Hiện tất cả các vấn đề dữ liệu lớn với postgresql đều gặm vấn đề với delete row
Có 1 bài mà mình thấy rất hay để giải quyết vấn đề này.
https://dba.stackexchange.com/questions/37034/very-slow-delete-in-postgresql-workaround
Mình sẽ copy nguyên sang để tiện theo dõi khi gặp lại vấn đề.
- The easiest method to solve the problem is to query detailed timing from the PostgreSQL: EXPLAIN. For this you need to find at minimum a single query that does complete but takes longer than expected. Let’s say that the slow query would look like
1
delete from mydata where id='897b4dde-6a0d-4159-91e6-88e84519e6b6';
Instead of really running that query you can do
1 2 3 4
begin; explain (analyze,buffers,timing) delete from mydata where id='897b4dde-6a0d-4159-91e6-88e84519e6b6'; rollback;
The rollback at the end allows running this without really modifying the database. You still get the detailed timing of what took how much. After running that, you may find in the output that some trigger causes huge delays:
1 2 3
... Trigger for constraint XYZ123: time=12311.292 calls=1 ...
The time is in ms (millisecond) so checking this contraint took about 12.3 seconds. You need to add a new INDEX over the required columns so that this trigger can be computed effectively. Note that e.g. the implementation of foreign key references use the trigger mechanism internally so you may have triggers executing without explicitly defining any triggers.

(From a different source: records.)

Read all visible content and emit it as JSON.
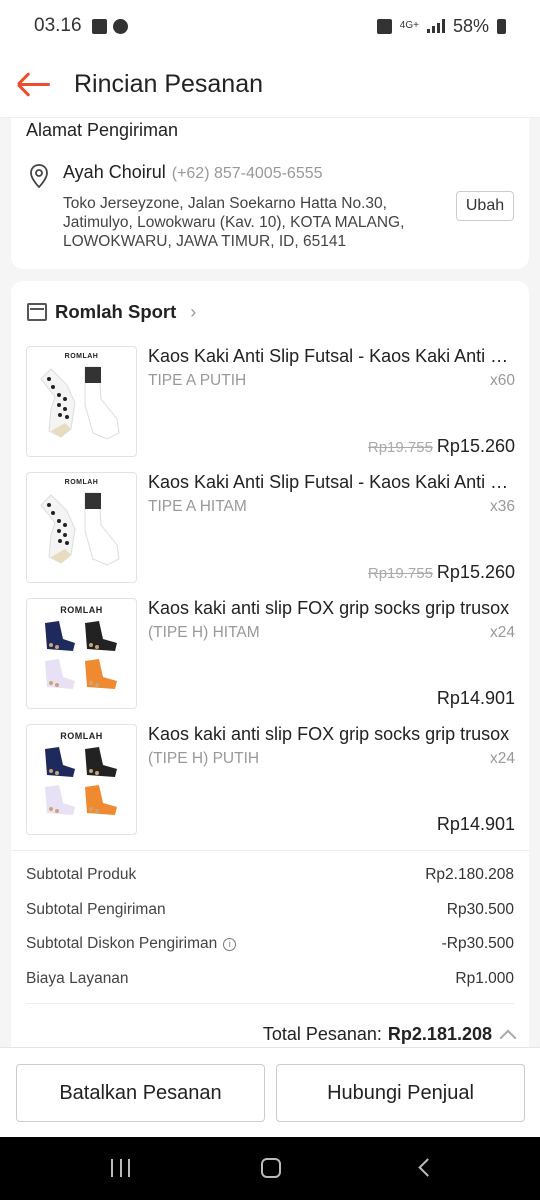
{
  "status_bar": {
    "time": "03.16",
    "network": "4G+",
    "battery": "58%"
  },
  "header": {
    "title": "Rincian Pesanan"
  },
  "address": {
    "section_title": "Alamat Pengiriman",
    "name": "Ayah Choirul",
    "phone": "(+62) 857-4005-6555",
    "line1": "Toko Jerseyzone, Jalan Soekarno Hatta No.30,",
    "line2": "Jatimulyo, Lowokwaru (Kav. 10), KOTA MALANG,",
    "line3": "LOWOKWARU, JAWA TIMUR, ID, 65141",
    "change_label": "Ubah"
  },
  "shop": {
    "name": "Romlah Sport"
  },
  "items": [
    {
      "name": "Kaos Kaki Anti Slip Futsal - Kaos Kaki Anti Slip Sepak Bola",
      "variant": "TIPE A PUTIH",
      "qty": "x60",
      "original_price": "Rp19.755",
      "price": "Rp15.260",
      "brand": "ROMLAH"
    },
    {
      "name": "Kaos Kaki Anti Slip Futsal - Kaos Kaki Anti Slip Sepak Bola",
      "variant": "TIPE A HITAM",
      "qty": "x36",
      "original_price": "Rp19.755",
      "price": "Rp15.260",
      "brand": "ROMLAH"
    },
    {
      "name": "Kaos kaki anti slip FOX grip socks grip trusox",
      "variant": "(TIPE H) HITAM",
      "qty": "x24",
      "original_price": "",
      "price": "Rp14.901",
      "brand": "ROMLAH"
    },
    {
      "name": "Kaos kaki anti slip FOX grip socks grip trusox",
      "variant": "(TIPE H) PUTIH",
      "qty": "x24",
      "original_price": "",
      "price": "Rp14.901",
      "brand": "ROMLAH"
    }
  ],
  "summary": {
    "subtotal_product_label": "Subtotal Produk",
    "subtotal_product": "Rp2.180.208",
    "subtotal_shipping_label": "Subtotal Pengiriman",
    "subtotal_shipping": "Rp30.500",
    "shipping_discount_label": "Subtotal Diskon Pengiriman",
    "shipping_discount": "-Rp30.500",
    "service_fee_label": "Biaya Layanan",
    "service_fee": "Rp1.000",
    "total_label": "Total Pesanan:",
    "total": "Rp2.181.208"
  },
  "actions": {
    "cancel_label": "Batalkan Pesanan",
    "contact_label": "Hubungi Penjual"
  },
  "colors": {
    "accent": "#ee4d2d",
    "background": "#f5f5f5"
  }
}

For foreign key references, the column that references to another table must be indexed (that is, the source column, not the target column). PostgreSQL does not automatically create such indexes for you and DELETE is the only common query where you really really need that index. As a result, you may have accumulated years of data until you hit the case where DELETE is too slow due missing an index.
The reason the source column needs the index is that when you have tables X and Y, with Y.r having foreign key reference to X.id, deleting any row from table X requires checking if a row with Y.r pointing to that row in table X does exist. Without an index over Y.r PostgreSQL will need to scan whole table Y to check this. With the index the check will be quick because the index can directly tell if such value exists in Y.r.
Once you have fixed performance of that constraint (or some other thing that took overly long time), repeat the query in begin/rollback block so you can compare the new execution time to previous execution time. Continue until you’re happy with the single row delete response time (I got one query to go from 25.6 seconds to 15 ms or about 1700x faster simply by adding different indexes). Then you can proceed to complete your full delete without any hacks.
- Note that if you add a new index and it doesn’t improve performance, it might be a good idea to remove that index. Keeping any indexes up to date when new rows are added and removed will cause some performance loss so you shouldn’t have indexes without a real need.
(Note that EXPLAIN needs a query that can complete successfully. I once had a problem where PostgreSQL took overly long to figure out that one delete was going to violate a foreign key constraint and in that case EXPLAIN cannot be used because it will not emit timing for failed queries. I don’t know any easy to way to debug performance issues in such a case.)